Les clubs se sont entendus, et il ne reste que des formalités : une visite médicale, une photo, une signature. Personne à Colo-Colo ne fait semblant de croire qu'il reportera ce maillot.
« La signature la plus facile de ma carrière. » Bastián Arias et Colo-Colo s'accordent pour 3 années de plus, et l'entraîneur peut désormais construire autour de lui plutôt que penser à le remplacer.
La concurrence est arrivée sans qu'on lui en dise un mot. Matías Fernández garde le maillot pour l'instant, à la convenance de Colo-Colo et non à la sienne.
« Celui qui ne court pas pour ce maillot ne le portera pas longtemps. » Aucun nom n'a été prononcé, et ce n'était pas la peine : dans le vestiaire, tout le monde a compris.
Marco Bolados : ce n'est pas ce qu'on m'avait promis
« On m'a dit des choses avant que je signe. Je ne les répéterai pas, mais je m'en souviens toutes. » Colo-Colo n'ont pas répondu, ce qui est déjà une réponse.
« Je suis reconnaissant pour les matchs, mais je ne suis pas devenu footballeur pour être la pièce de rechange de quelqu'un. » Il veut être à Colo-Colo, et 4 apparitions en 16 matchs disent qu'il a mérité qu'on l'écoute.
Les clubs se sont entendus, et il ne reste que des formalités : une visite médicale, une photo, une signature. Personne à Colo-Colo ne fait semblant de croire qu'il reportera ce maillot.
Le message s'adressait aux tribunes autant qu'au vestiaire : Maximiliano Romero joue, et le débat est clos jusqu'à ce que l'entraîneur en décide autrement.
« Je ne regarde plus les entraînements de la même façon. » À 36 ans, il a commencé les diplômes : c'est ainsi qu'ont débuté la plupart des hommes du banc.
Bastián Silva : ce n'est pas ce qu'on m'avait promis
« On m'a dit des choses avant que je signe. Je ne les répéterai pas, mais je m'en souviens toutes. » Colo-Colo n'ont pas répondu, ce qui est déjà une réponse.
« Ça avait assez duré. Je préfère le dire en face plutôt que de laisser traîner. » Dix minutes à huis clos à Colo-Colo, et les deux hommes en sont ressortis en disant que tout allait bien.
« Je suis reconnaissant pour les matchs, mais je ne suis pas devenu footballeur pour être la pièce de rechange de quelqu'un. » Il veut être à Colo-Colo, et 4 apparitions en 12 matchs disent qu'il a mérité qu'on l'écoute.
« Ça avait assez duré. Je préfère le dire en face plutôt que de laisser traîner. » Dix minutes à huis clos à Colo-Colo, et les deux hommes en sont ressortis en disant que tout allait bien.
Un soutien public, et du genre qui coûte cher à un entraîneur s'il se trompe. Fernando De Paul s'est entendu dire devant tout le monde que la place était la sienne.
Les clubs se sont entendus, et il ne reste que des formalités : une visite médicale, une photo, une signature. Personne à Colo-Colo ne fait semblant de croire qu'il reportera ce maillot.

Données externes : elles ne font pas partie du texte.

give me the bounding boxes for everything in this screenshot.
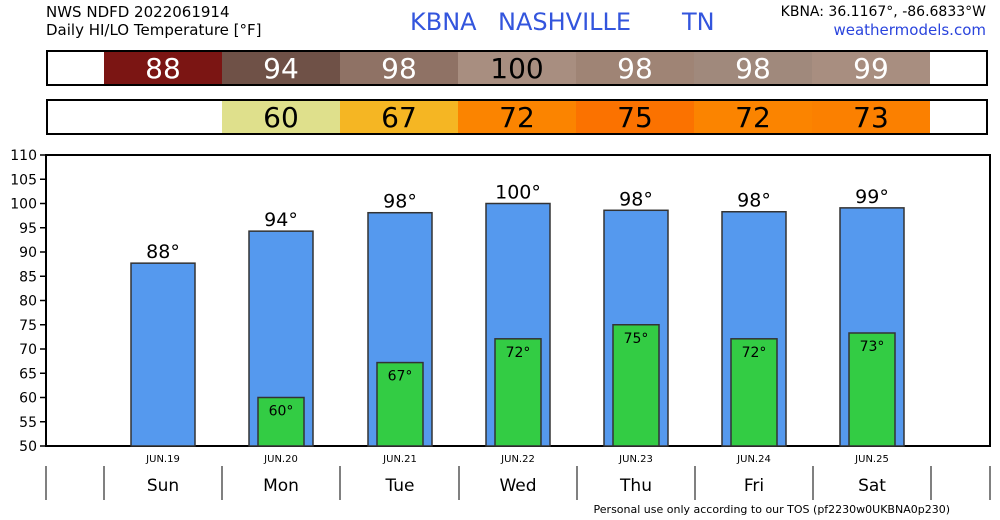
y-tick-label: 65 [19, 366, 37, 382]
station-coords: KBNA: 36.1167°, -86.6833°W [780, 4, 986, 20]
hi-bar-label: 88° [146, 241, 180, 263]
lo-bar-label: 60° [269, 404, 294, 420]
hi-bar-label: 98° [737, 190, 771, 212]
lo-bar-label: 72° [742, 345, 767, 361]
date-label: JUN.22 [500, 454, 535, 465]
hi-cell: 100 [458, 52, 576, 85]
date-label: JUN.20 [263, 454, 298, 465]
y-tick-label: 110 [10, 148, 37, 164]
day-label: Wed [499, 476, 536, 496]
day-label: Sat [858, 476, 886, 496]
lo-bar [257, 396, 305, 447]
day-label: Tue [384, 476, 414, 496]
lo-cell: 67 [340, 101, 458, 134]
lo-bar-label: 75° [624, 331, 649, 347]
lo-bar [612, 324, 660, 447]
hi-cell: 98 [694, 52, 812, 85]
day-label: Fri [744, 476, 764, 496]
footer-note: Personal use only according to our TOS (… [593, 503, 950, 516]
lo-cell: 73 [812, 101, 930, 134]
y-tick-label: 100 [10, 197, 37, 213]
lo-cell: 60 [222, 101, 340, 134]
y-tick-label: 75 [19, 318, 37, 334]
date-label: JUN.23 [618, 454, 653, 465]
day-label: Sun [147, 476, 179, 496]
site-link[interactable]: weathermodels.com [833, 21, 986, 39]
hi-bar-label: 100° [495, 182, 541, 204]
day-label: Mon [263, 476, 299, 496]
y-tick-label: 55 [19, 415, 37, 431]
hi-temperature-strip: 88 94 98 100 98 98 99 [46, 50, 988, 86]
lo-bar [848, 332, 896, 447]
product-title: NWS NDFD 2022061914 [46, 3, 230, 21]
hi-cell: 98 [340, 52, 458, 85]
y-tick-label: 85 [19, 269, 37, 285]
hi-bar-label: 99° [855, 186, 889, 208]
hi-cell: 94 [222, 52, 340, 85]
hi-bar-label: 98° [383, 191, 417, 213]
lo-bar [730, 338, 778, 447]
lo-cell [104, 101, 222, 133]
date-label: JUN.21 [382, 454, 417, 465]
hi-bar-label: 98° [619, 188, 653, 210]
y-tick-label: 105 [10, 172, 37, 188]
hi-bar-label: 94° [264, 209, 298, 231]
date-label: JUN.19 [145, 454, 180, 465]
lo-bar [376, 361, 424, 447]
y-tick-label: 50 [19, 439, 37, 455]
date-label: JUN.25 [854, 454, 889, 465]
y-tick-label: 70 [19, 342, 37, 358]
y-tick-label: 80 [19, 294, 37, 310]
lo-bar [494, 338, 542, 447]
lo-cell: 75 [576, 101, 694, 134]
y-tick-label: 95 [19, 221, 37, 237]
y-tick-label: 90 [19, 245, 37, 261]
y-tick-label: 60 [19, 391, 37, 407]
lo-bar-label: 72° [506, 345, 531, 361]
hi-cell: 88 [104, 52, 222, 85]
hi-bar [130, 262, 196, 447]
product-subtitle: Daily HI/LO Temperature [°F] [46, 21, 262, 39]
day-label: Thu [619, 476, 652, 496]
lo-cell: 72 [694, 101, 812, 134]
lo-bar-label: 73° [860, 339, 885, 355]
hi-cell: 98 [576, 52, 694, 85]
date-label: JUN.24 [736, 454, 771, 465]
hi-cell: 99 [812, 52, 930, 85]
lo-cell: 72 [458, 101, 576, 134]
lo-bar-label: 67° [388, 369, 413, 385]
lo-temperature-strip: 60 67 72 75 72 73 [46, 99, 988, 135]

Une trêve passée avec la sélection, et un maillot de Colo-Colo qui fait brièvement office de publicité. Une convocation flatte le joueur et le club qui l'a formé dans le même souffle.
En bref
EffectifZacarías López frappe à la porte de l'entraîneur
« Ça avait assez duré. Je préfère le dire en face plutôt que de laisser traîner. » Dix minutes à huis clos à Colo-Colo, et les deux hommes en sont ressortis en disant que tout allait bien.
Le message s'adressait aux tribunes autant qu'au vestiaire : Matías Fernández joue, et le débat est clos jusqu'à ce que l'entraîneur en décide autrement.

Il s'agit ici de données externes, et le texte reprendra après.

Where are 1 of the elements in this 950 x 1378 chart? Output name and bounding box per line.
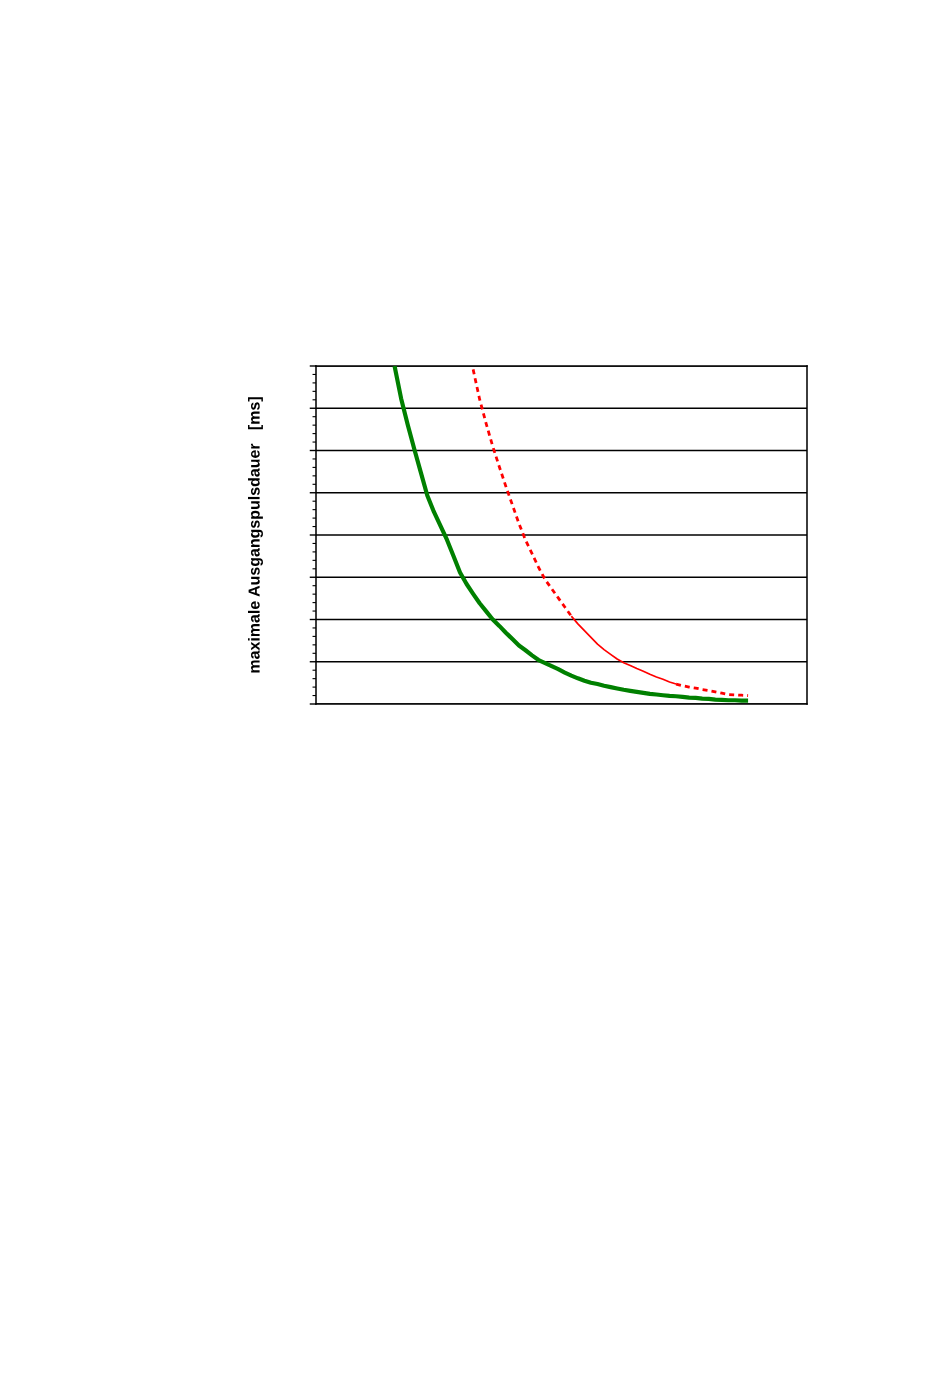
y-axis-title: maximale Ausgangspulsdauer [ms] xyxy=(248,397,263,673)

Il a fait toute la séance, participé à tout et terminé le sourire aux lèvres. Colo-Colo ne le presseront pas, et il passera quinze jours à les presser.
« Celui qui ne court pas pour ce maillot ne le portera pas longtemps. » Aucun nom n'a été prononcé, et ce n'était pas la peine : dans le vestiaire, tout le monde a compris.
« Ça avait assez duré. Je préfère le dire en face plutôt que de laisser traîner. » Dix minutes à huis clos à Colo-Colo, et les deux hommes en sont ressortis en disant que tout allait bien.